Каждая социологическая системная теория, которая подходит к «истине» в духе функционализма, таит в себе – здесь я несколько забегаю вперед – мощный цинический потенциал. А так как любой современный ум вовлечен в процесс функционирования таких социологических теорий, он неуклонно заражается скрытым или открытым цинизмом этих форм мышления, свойственным носителям власти. Марксизм – если брать его в первоначальном виде – все же сохранял двойственность, по-разному относясь к перспективе овеществленного, отчужденного существования и к перспективе социального освобождения. А немарксистские теории общественных систем отказываются и от этого последнего проявления щепетильности. Будучи связанными с неоконсервативными течениями, они декретируют, что полезные члены человеческого общества должны раз и навсегда усвоить известные «правильные иллюзии», потому что без них ничего не будет правильно функционировать. Налицо желание запланировать наивность других – capital fix being man himself[17 - Главная проблема в самом человеке (англ.). Ред.]. Использование наивной воли к труду независимо от ее направленности – это всегда хорошее вложение. Ведь теоретики системы и стратеги ее самосохранения с самого начала ставят себя выше всякой наивной веры. Однако для тех, кому положено такой верой обладать, предлагается следующее правило: покончить со всякой рефлексией и придерживаться твердых ценностей.

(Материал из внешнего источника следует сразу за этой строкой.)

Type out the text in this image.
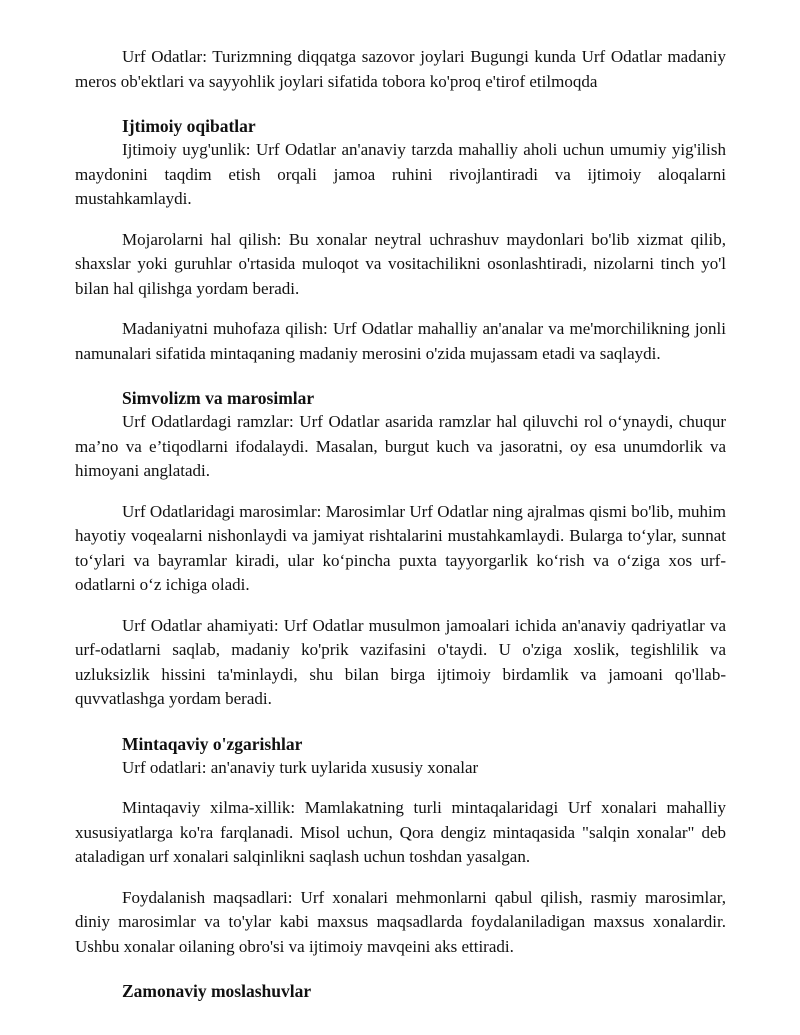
Urf Odatlar: Turizmning diqqatga sazovor joylari Bugungi kunda Urf Odatlar madaniy meros ob'ektlari va sayyohlik joylari sifatida tobora ko'proq e'tirof etilmoqda

Ijtimoiy oqibatlar

Ijtimoiy uyg'unlik: Urf Odatlar an'anaviy tarzda mahalliy aholi uchun umumiy yig'ilish maydonini taqdim etish orqali jamoa ruhini rivojlantiradi va ijtimoiy aloqalarni mustahkamlaydi.

Mojarolarni hal qilish: Bu xonalar neytral uchrashuv maydonlari bo'lib xizmat qilib, shaxslar yoki guruhlar o'rtasida muloqot va vositachilikni osonlashtiradi, nizolarni tinch yo'l bilan hal qilishga yordam beradi.

Madaniyatni muhofaza qilish: Urf Odatlar mahalliy an'analar va me'morchilikning jonli namunalari sifatida mintaqaning madaniy merosini o'zida mujassam etadi va saqlaydi.

Simvolizm va marosimlar

Urf Odatlardagi ramzlar: Urf Odatlar asarida ramzlar hal qiluvchi rol o‘ynaydi, chuqur ma’no va e’tiqodlarni ifodalaydi. Masalan, burgut kuch va jasoratni, oy esa unumdorlik va himoyani anglatadi.

Urf Odatlaridagi marosimlar: Marosimlar Urf Odatlar ning ajralmas qismi bo'lib, muhim hayotiy voqealarni nishonlaydi va jamiyat rishtalarini mustahkamlaydi. Bularga to‘ylar, sunnat to‘ylari va bayramlar kiradi, ular ko‘pincha puxta tayyorgarlik ko‘rish va o‘ziga xos urf-odatlarni o‘z ichiga oladi.

Urf Odatlar ahamiyati: Urf Odatlar musulmon jamoalari ichida an'anaviy qadriyatlar va urf-odatlarni saqlab, madaniy ko'prik vazifasini o'taydi. U o'ziga xoslik, tegishlilik va uzluksizlik hissini ta'minlaydi, shu bilan birga ijtimoiy birdamlik va jamoani qo'llab-quvvatlashga yordam beradi.

Mintaqaviy o'zgarishlar

Urf odatlari: an'anaviy turk uylarida xususiy xonalar

Mintaqaviy xilma-xillik: Mamlakatning turli mintaqalaridagi Urf xonalari mahalliy xususiyatlarga ko'ra farqlanadi. Misol uchun, Qora dengiz mintaqasida "salqin xonalar" deb ataladigan urf xonalari salqinlikni saqlash uchun toshdan yasalgan.

Foydalanish maqsadlari: Urf xonalari mehmonlarni qabul qilish, rasmiy marosimlar, diniy marosimlar va to'ylar kabi maxsus maqsadlarda foydalaniladigan maxsus xonalardir. Ushbu xonalar oilaning obro'si va ijtimoiy mavqeini aks ettiradi.

Zamonaviy moslashuvlar
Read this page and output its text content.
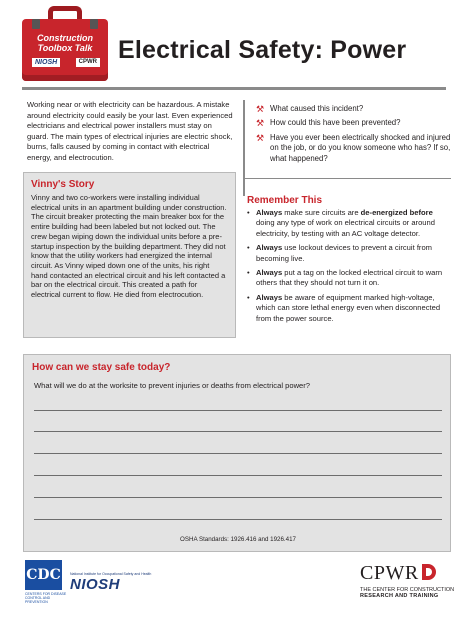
Construction
Toolbox Talk
NIOSH	CPWR Electrical Safety: Power

Working near or with electricity can be hazardous. A mistake around electricity could easily be your last. Even experienced electricians and electrical power installers must stay on guard. The main types of electrical injuries are electric shock, burns, falls caused by coming in contact with electrical energy, and electrocution.

Vinny's Story

Vinny and two co-workers were installing individual electrical units in an apartment building under construction. The circuit breaker protecting the main breaker box for the entire building had been labeled but not locked out. The crew began wiping down the individual units before a pre-startup inspection by the building department. They did not know that the utility workers had energized the internal circuit. As Vinny wiped down one of the units, his right hand contacted an electrical circuit and his left contacted a bar on the electrical circuit. This created a path for electrical current to flow. He died from electrocution.

⚒ What caused this incident?
⚒ How could this have been prevented?
⚒ Have you ever been electrically shocked and injured on the job, or do you know someone who has? If so, what happened?
Remember This
• Always make sure circuits are de-energized before doing any type of work on electrical circuits or around electricity, by testing with an AC voltage detector.
• Always use lockout devices to prevent a circuit from becoming live.
• Always put a tag on the locked electrical circuit to warn others that they should not turn it on.
• Always be aware of equipment marked high-voltage, which can store lethal energy even when disconnected from the power source.
How can we stay safe today?
What will we do at the worksite to prevent injuries or deaths from electrical power?
OSHA Standards: 1926.416 and 1926.417
CDC
CENTERS FOR DISEASE CONTROL AND PREVENTION
National Institute for Occupational Safety and Health
NIOSH
CPWR
THE CENTER FOR CONSTRUCTION
RESEARCH AND TRAINING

Того, кто готовит средства для освободительной рефлексии и предлагает воспользоваться ими, консерваторы представляют бесстыжим бездельником, жаждущим власти. Они бросают ему упрек: «Другие трудятся, а ты?» Но для кого, спрашивается, трудятся эти другие?

3. Восемь разоблачений: обозрение критики

Ниже я набросаю восемь вариантов просветительской критики идеологий и иной разоблачающей критики – и представлю их как характерные образцы ведения полемики, получившие повсеместное распространение. Речь пойдет о тех приемах срывания масок, которые имели наибольший успех в истории – правда, не до такой степени, что критике и в самом деле удавалось «доконать» то, что она критиковала. Как правило, эффект критики оказывался далеким от ожидаемого. Силы, властвовавшие в обществе и желавшие сохранить свое положение, уходили в оборону и, если не помогало ничто другое, обнаруживали способность чему-то научиться. Социальная история Просвещения была вынуждена уделять внимание таким процессам научения защищающихся властей. Ведь кардинальная проблема истории идеологий – это появление новых этажей «ложных сознаний», которые лишь у своих критиков научились тому, что такое подозрение и разоблачение, цинизм и «ухищрения» утонченного коварства.

Наше обозрение критики показывает Просвещение en marche, в его веселой неудержимой атаке на старые и новые иллюзии. Остается только показать, что в борьбе со своими противниками критика не может «вынести всех». Мы хотим проследить, как в процессе критики сплошь и рядом образуются плацдармы, на которых возникают новые виды догматизма. Просвещение проникает в общественное сознание не просто как источник света, не создающий никаких проблем. Там, где оно оказывает влияние, возникает свет двойственный, подобный сумеречному, поскольку появляются глубокие противоречия. Этот двойственный свет и отличает ситуацию, при которой в беспорядочной борьбе за реальное самосохранение приходится отказываться от собственных моральных представлений, а в результате выкристаллизовывается цинизм.

I. Критика откровения

Как? Чудо – всего лишь ошибка интерпретации? Промашка филолога?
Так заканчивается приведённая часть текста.